The entire trip was 22 hours. That included the five hour flight from Charlotte to Los Angeles, a three hour layover, and then the fourteen hour flight to Sydney. I developed a great respect for Quantas airlines that day. There were 24 athletes in total. All of us compared to the two aisle chairs the plane had on bored was a bad situation. There was always some kid crawling up and down the plane to get to the bathroom.
As if taking care of a group of disabled teenager’s sanitary needs wasn’t bad enough, the real respect was earned when exiting the plane. All 24 of us came with our everyday wheelchairs and our sports chairs. Meaning 48 chairs in total, 96 very similar wheels needing to go to the right chair, and 24 kids who have to “gimp” their way off the plane. By some miracle, we all managed to get out in a timely manner, and we all had wheels on our chairs. They weren’t necessarily “our” wheels exactly, but at that point showers and naps took precedence.
We stayed at a Hampton Inn just outside of Sydney for about three days. We’d practice in the morning’s and then take the train to Darling Harbor where we experienced street performers, strange haircuts, bizarre animals, and the sights of Australia, including the Harbor Bridge, and the infamous Opera House. After getting accustomed to the time change, obnoxious birds, and quirks of a new country, we traveled out to Narabeen where the games were. Why these games were there, I’ll never know. Public transportation didn’t even go to this place. Upon arrival, we all climbed into our little purple cabin, watched a few of us try to flop onto the top bunk of the beds, and headed off to the gym for our first game.

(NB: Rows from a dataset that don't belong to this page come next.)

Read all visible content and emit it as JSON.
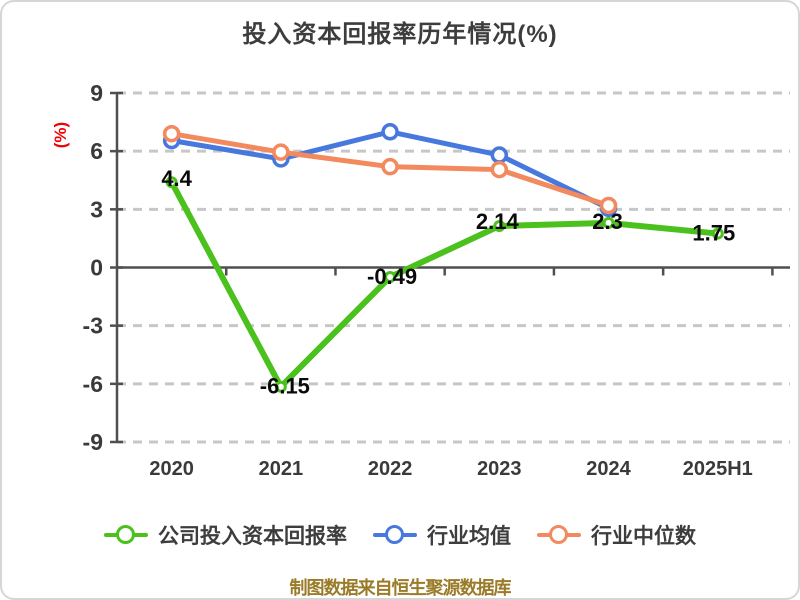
{
  "title": "投入资本回报率历年情况(%)",
  "y_axis_label": "(%)",
  "footer": "制图数据来自恒生聚源数据库",
  "legend": [
    {
      "label": "公司投入资本回报率",
      "color": "#4bc11d"
    },
    {
      "label": "行业均值",
      "color": "#4678de"
    },
    {
      "label": "行业中位数",
      "color": "#f3895e"
    }
  ],
  "chart_data": {
    "type": "line",
    "title": "投入资本回报率历年情况(%)",
    "ylabel": "(%)",
    "categories": [
      "2020",
      "2021",
      "2022",
      "2023",
      "2024",
      "2025H1"
    ],
    "series": [
      {
        "name": "公司投入资本回报率",
        "color": "#4bc11d",
        "values": [
          4.4,
          -6.15,
          -0.49,
          2.14,
          2.3,
          1.75
        ],
        "point_labels": [
          "4.4",
          "-6.15",
          "-0.49",
          "2.14",
          "2.3",
          "1.75"
        ]
      },
      {
        "name": "行业均值",
        "color": "#4678de",
        "values": [
          6.55,
          5.6,
          7.0,
          5.8,
          3.05,
          null
        ],
        "point_labels": null
      },
      {
        "name": "行业中位数",
        "color": "#f3895e",
        "values": [
          6.9,
          5.95,
          5.2,
          5.05,
          3.2,
          null
        ],
        "point_labels": null
      }
    ],
    "ylim": [
      -9,
      9
    ],
    "yticks": [
      9,
      6,
      3,
      0,
      -3,
      -6,
      -9
    ],
    "grid": "dashed-horizontal",
    "legend_position": "bottom",
    "source_note": "制图数据来自恒生聚源数据库"
  },
  "colors": {
    "title_text": "#3d3d3d",
    "axis": "#4f4f4f",
    "gridline": "#c7c7c7",
    "value_label": "#0a0a0a",
    "ylabel_red": "#f20000",
    "footer_gold": "#9a7b28",
    "company_green": "#4bc11d",
    "industry_mean_blue": "#4678de",
    "industry_median_orange": "#f3895e"
  }
}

Our team was the only all-girls team of the tournament, and none of us were particularly tall. Our first game was against New South Wales, a team of mostly giant, older, guys, and we got slaughtered by 60 points. As rough as that was, none of us seemed to be too torn up. We were singing on the bench, clapping, laughing, and having a ball. During that game, I truly grasped why we were there. We were representing America at an elite level, but most importantly we were there to have fun. Not many people get to experience that, able-bodied or not, it’s something special. We may not have been the tallest team there, or the best, but we were the proudest. The games ended, and we went on to bring back the silver, wheels and all.